We know that there is a mathematical model for the relationship between the side-length and perimeter of squares: \(perimeter = 4 \times \ side\).
Try adding the following line to your plot:
stat_function(fun = ~.x * 4)
Use our mathematical model to predict the perimeter of a painting with a side of 1.5 metres.
We do not have a painting with a side of 1.5 metres within the random sample of paintings from the Scottish National Gallery.
We predict the perimeter of an unobserved squared painting having a 1.5 metre side using the mathematical model.
You can obtain this prediction either using a visual approach or an algebraic one.

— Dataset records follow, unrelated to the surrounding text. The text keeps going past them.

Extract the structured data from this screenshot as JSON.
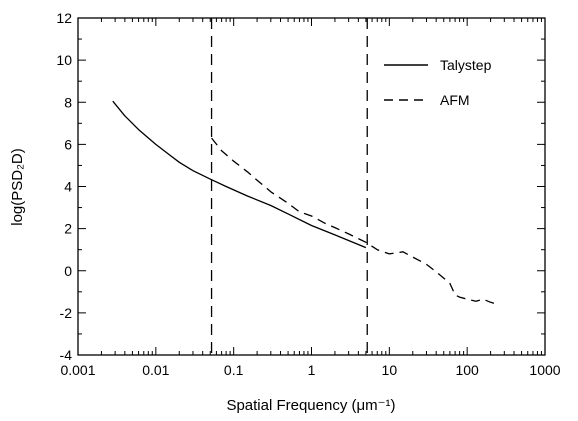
{
  "chart_data": {
    "type": "line",
    "xscale": "log",
    "xlim": [
      0.001,
      1000
    ],
    "ylim": [
      -4,
      12
    ],
    "grid": false,
    "legend_position": "top-right",
    "xlabel": "Spatial Frequency (μm⁻¹)",
    "ylabel": "log(PSD₂D)",
    "xticks": [
      0.001,
      0.01,
      0.1,
      1,
      10,
      100,
      1000
    ],
    "xtick_labels": [
      "0.001",
      "0.01",
      "0.1",
      "1",
      "10",
      "100",
      "1000"
    ],
    "yticks": [
      -4,
      -2,
      0,
      2,
      4,
      6,
      8,
      10,
      12
    ],
    "ytick_labels": [
      "-4",
      "-2",
      "0",
      "2",
      "4",
      "6",
      "8",
      "10",
      "12"
    ],
    "vlines": [
      0.052,
      5.2
    ],
    "series": [
      {
        "name": "Talystep",
        "style": "solid",
        "x": [
          0.0028,
          0.004,
          0.006,
          0.01,
          0.015,
          0.02,
          0.03,
          0.05,
          0.08,
          0.15,
          0.3,
          0.5,
          1,
          2,
          5
        ],
        "y": [
          8.05,
          7.35,
          6.7,
          6.0,
          5.5,
          5.15,
          4.75,
          4.35,
          4.0,
          3.55,
          3.1,
          2.7,
          2.15,
          1.7,
          1.1
        ]
      },
      {
        "name": "AFM",
        "style": "dashed",
        "x": [
          0.052,
          0.07,
          0.1,
          0.15,
          0.2,
          0.3,
          0.5,
          0.7,
          1,
          1.5,
          2,
          3,
          5,
          7,
          10,
          15,
          20,
          30,
          40,
          50,
          60,
          70,
          80,
          100,
          130,
          160,
          200,
          250
        ],
        "y": [
          6.3,
          5.7,
          5.2,
          4.7,
          4.3,
          3.75,
          3.2,
          2.8,
          2.6,
          2.25,
          2.05,
          1.75,
          1.35,
          1.0,
          0.8,
          0.9,
          0.65,
          0.3,
          -0.05,
          -0.35,
          -0.6,
          -1.15,
          -1.25,
          -1.35,
          -1.45,
          -1.35,
          -1.5,
          -1.6
        ]
      }
    ]
  }
}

Consider now the relationship between height (in inches) and handspan (in cm). Utts and Heckard (2015) provides data for a sample of 167 students who reported their height and handspan as part of a class survey.
Read the handheight data into R, and investigate how handspan varies as a function of height for the students in the sample.
Do you notice any outliers or points that do not fit with the pattern in the rest of the data?
Comment on any main differences you notice between this relationship and the relationship between sides and perimeter of squares.
Using the following command, superimpose on top of your scatterplot a best-fit line describing how handspan varies as a function of height.
For the moment, the argument se = FALSE
tells R to not display uncertainty bands.
geom_smooth(method = lm, se = FALSE)
Comment on any differences you notice with the line summarising the linear relationship between side and perimeter.
The mathematical model \(Perimeter = 4 \times \ Side\) represents the exact relationship between side-length and perimeter of squares.
In contrast, the relationship between height and handspan shows deviations from an “average pattern.” Hence, we need to create a model that allows for deviations from the linear relationship. This is called a statistical model.
A statistical model includes both a deterministic function and a random error term: \[ Handspan = \beta_0 + \beta_1 \ Height + \epsilon \] or, in short, \[ y = \underbrace{\beta_0 + \beta_1 \ x}_{f(x)} + \underbrace{\epsilon}_{\text{random error}} \]
The deterministic function need not be linear if the scatterplot displays signs of nonlinearity. In the equation above, the terms \(\beta_0\) and \(\beta_1\) are numbers specifying where the line going through the data meets the y-axis and its slope (rate of increase/decrease).
The line of best-fit is given by:1 \[ \widehat{Handspan} = -3 + 0.35 \ Height \]
What is your best guess for the handspan of a student who is 73in tall?
And for students who are 5in?
Yes, the error term is gone. This is because the line of best-fit gives you the prediction of the average handspan for a given height, and not the individual handspan of a person, which will almost surely be different from the prediction of the line.↩︎